1144 Nepean Highway Pty Ltd v. Leigh Mardon Australasia Pty Ltd [2009] VSC 317

It is not unusual to see in construction contracts a short-form clause referring particular disputes to mediation or expert determination without the particular rules or procedures for the mediation or expert determination being specified. If both parties remain happy to go to mediation or expert determination they will ordinarily do what is necessary (including signing documents required by the mediator or expert) to give effect to his or her engagement. However, if one party has had a change of mind since the contract was first entered into that party might not be so co-operative.
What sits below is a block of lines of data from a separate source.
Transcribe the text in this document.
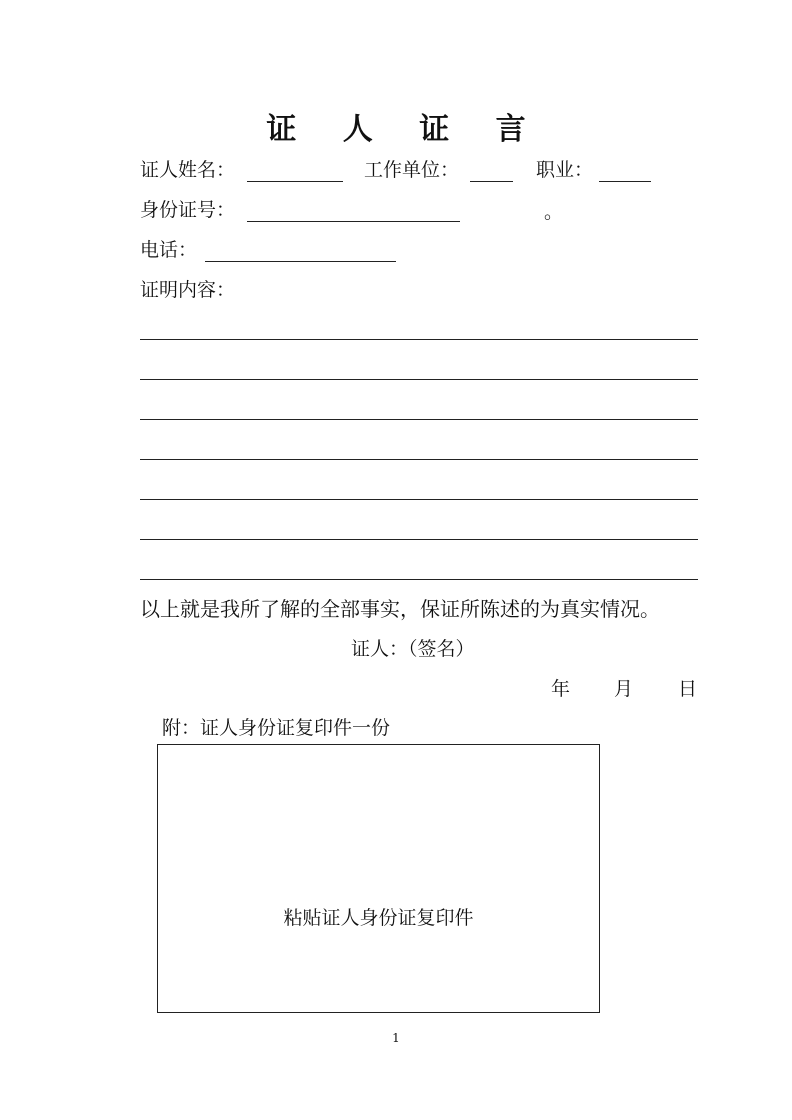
证 人 证 言
证人姓名：	工作单位：	职业：
身份证号：	。
电话：
证明内容：
以上就是我所了解的全部事实，保证所陈述的为真实情况。
证人：（签名）
年 月 日
附：证人身份证复印件一份
粘贴证人身份证复印件
1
In the Supreme Court case, 1144 Nepean Highway Pty Ltd v. Leigh Mardon Australasia Pty Ltd [2009] VSC 317, one of the parties refused to sign the terms of engagement required by the nominated expert. In that case, the clause in the contract provided for disputes to be resolved by an expert to be appointed for the purpose. When an expert was so appointed he required as a condition of his engagement that the parties sign a document giving him a release and indemnity for any liability he might occur by reason of his expert determination. One party objected to the release and indemnity and the Supreme Court was asked to consider whether an obligation to sign a release and indemnity in those terms was implied from the brief wording in the contract.

Pagone J referred to a further clause in the agreement which provided that each party must promptly execute all documents and do all things necessary to give full effect to the agreement and determined that clause required the parties to execute an agreement with the expert which included a release and indemnity of liability of the expert. That was because such a provision was a "likely and obvious consideration upon the appointment of any person to act as an expert in the resolution of the dispute of the kind contemplated by" the relevant clause.
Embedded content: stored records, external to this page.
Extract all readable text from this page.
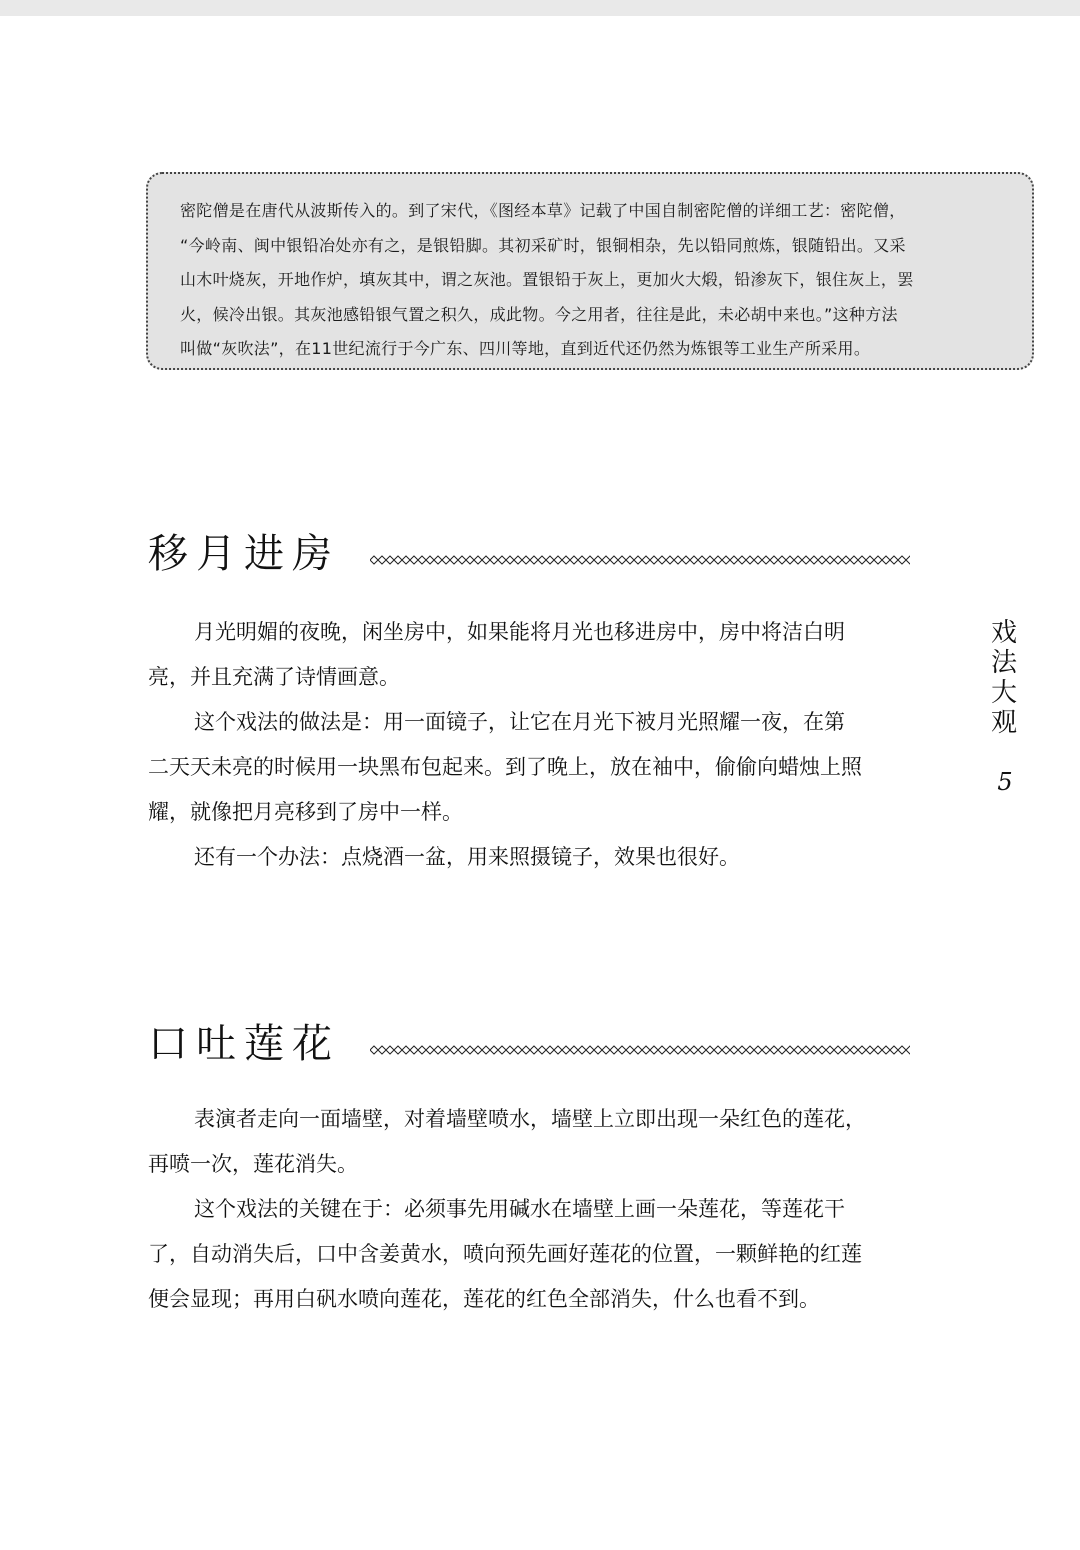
密陀僧是在唐代从波斯传入的。到了宋代，《图经本草》记载了中国自制密陀僧的详细工艺：密陀僧，
“今岭南、闽中银铅冶处亦有之，是银铅脚。其初采矿时，银铜相杂，先以铅同煎炼，银随铅出。又采
山木叶烧灰，开地作炉，填灰其中，谓之灰池。置银铅于灰上，更加火大煅，铅渗灰下，银住灰上，罢
火，候冷出银。其灰池感铅银气置之积久，成此物。今之用者，往往是此，未必胡中来也。”这种方法
叫做“灰吹法”，在11世纪流行于今广东、四川等地，直到近代还仍然为炼银等工业生产所采用。
移月进房

月光明媚的夜晚，闲坐房中，如果能将月光也移进房中，房中将洁白明
亮，并且充满了诗情画意。

这个戏法的做法是：用一面镜子，让它在月光下被月光照耀一夜，在第
二天天未亮的时候用一块黑布包起来。到了晚上，放在袖中，偷偷向蜡烛上照
耀，就像把月亮移到了房中一样。

还有一个办法：点烧酒一盆，用来照摄镜子，效果也很好。

口吐莲花

表演者走向一面墙壁，对着墙壁喷水，墙壁上立即出现一朵红色的莲花，
再喷一次，莲花消失。

这个戏法的关键在于：必须事先用碱水在墙壁上画一朵莲花，等莲花干
了，自动消失后，口中含姜黄水，喷向预先画好莲花的位置，一颗鲜艳的红莲
便会显现；再用白矾水喷向莲花，莲花的红色全部消失，什么也看不到。

戏
法
大
观
5
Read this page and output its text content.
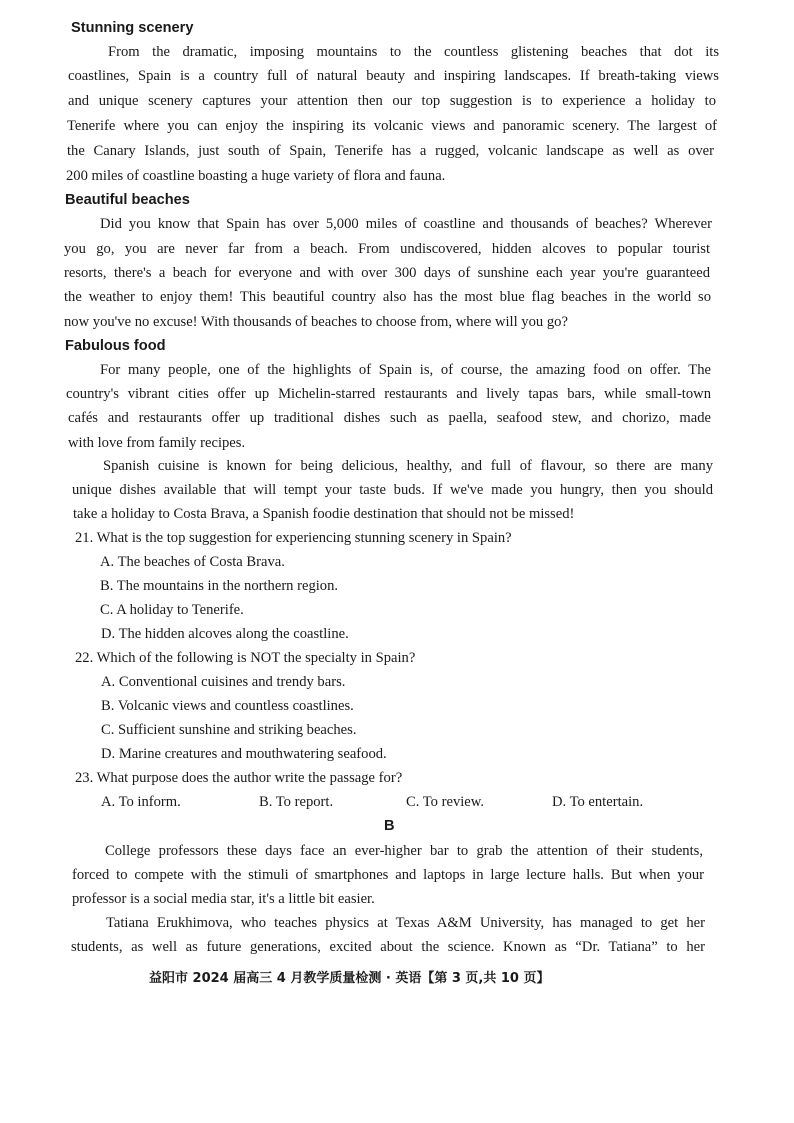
Stunning scenery
From the dramatic, imposing mountains to the countless glistening beaches that dot its
coastlines, Spain is a country full of natural beauty and inspiring landscapes. If breath-taking views
and unique scenery captures your attention then our top suggestion is to experience a holiday to
Tenerife where you can enjoy the inspiring its volcanic views and panoramic scenery. The largest of
the Canary Islands, just south of Spain, Tenerife has a rugged, volcanic landscape as well as over
200 miles of coastline boasting a huge variety of flora and fauna.
Beautiful beaches
Did you know that Spain has over 5,000 miles of coastline and thousands of beaches? Wherever
you go, you are never far from a beach. From undiscovered, hidden alcoves to popular tourist
resorts, there's a beach for everyone and with over 300 days of sunshine each year you're guaranteed
the weather to enjoy them! This beautiful country also has the most blue flag beaches in the world so
now you've no excuse! With thousands of beaches to choose from, where will you go?
Fabulous food
For many people, one of the highlights of Spain is, of course, the amazing food on offer. The
country's vibrant cities offer up Michelin-starred restaurants and lively tapas bars, while small-town
cafés and restaurants offer up traditional dishes such as paella, seafood stew, and chorizo, made
with love from family recipes.
Spanish cuisine is known for being delicious, healthy, and full of flavour, so there are many
unique dishes available that will tempt your taste buds. If we've made you hungry, then you should
take a holiday to Costa Brava, a Spanish foodie destination that should not be missed!
21. What is the top suggestion for experiencing stunning scenery in Spain?
A. The beaches of Costa Brava.
B. The mountains in the northern region.
C. A holiday to Tenerife.
D. The hidden alcoves along the coastline.
22. Which of the following is NOT the specialty in Spain?
A. Conventional cuisines and trendy bars.
B. Volcanic views and countless coastlines.
C. Sufficient sunshine and striking beaches.
D. Marine creatures and mouthwatering seafood.
23. What purpose does the author write the passage for?
A. To inform.	B. To report.	C. To review.	D. To entertain.
B
College professors these days face an ever-higher bar to grab the attention of their students,
forced to compete with the stimuli of smartphones and laptops in large lecture halls. But when your
professor is a social media star, it's a little bit easier.
Tatiana Erukhimova, who teaches physics at Texas A&M University, has managed to get her
students, as well as future generations, excited about the science. Known as “Dr. Tatiana” to her
益阳市 2024 届高三 4 月教学质量检测 · 英语【第 3 页,共 10 页】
Pagone J also referred to an earlier New South Wales decision (Elizabeth Bay Developments v. Boral Building Services Pty Ltd) where Giles J decided that "an agreement to mediate whereby the parties merely agree ... to sign a mediation agreement the terms of which had not been settled beyond the necessity that they be consistent with the specified guidelines, is not sufficiently certain to be given effect".

Although in the 1144 Nepean Highway decision a very brief clause referring disputes to expert determination was held in the circumstances to be sufficient (with the extra wording the Court determined was implied), the Elizabeth Bay Developments Pty Ltd decision makes it clear that in certain circumstances minimalist wording which does not specify the terms of the agreement to be entered into with the mediator (or potentially an expert) might not give rise to an enforceable agreement to refer disputes to mediation or expert determination. Parties to a construction contract therefore would be well advised to specify in some detail the rules to apply in a mediation or expert determination and include an express obligation to execute either the specified wording of a mediation or expert determination agreement, or, include an obligation to execute such document with any amendments or further provisions required by the nominated mediator or expert.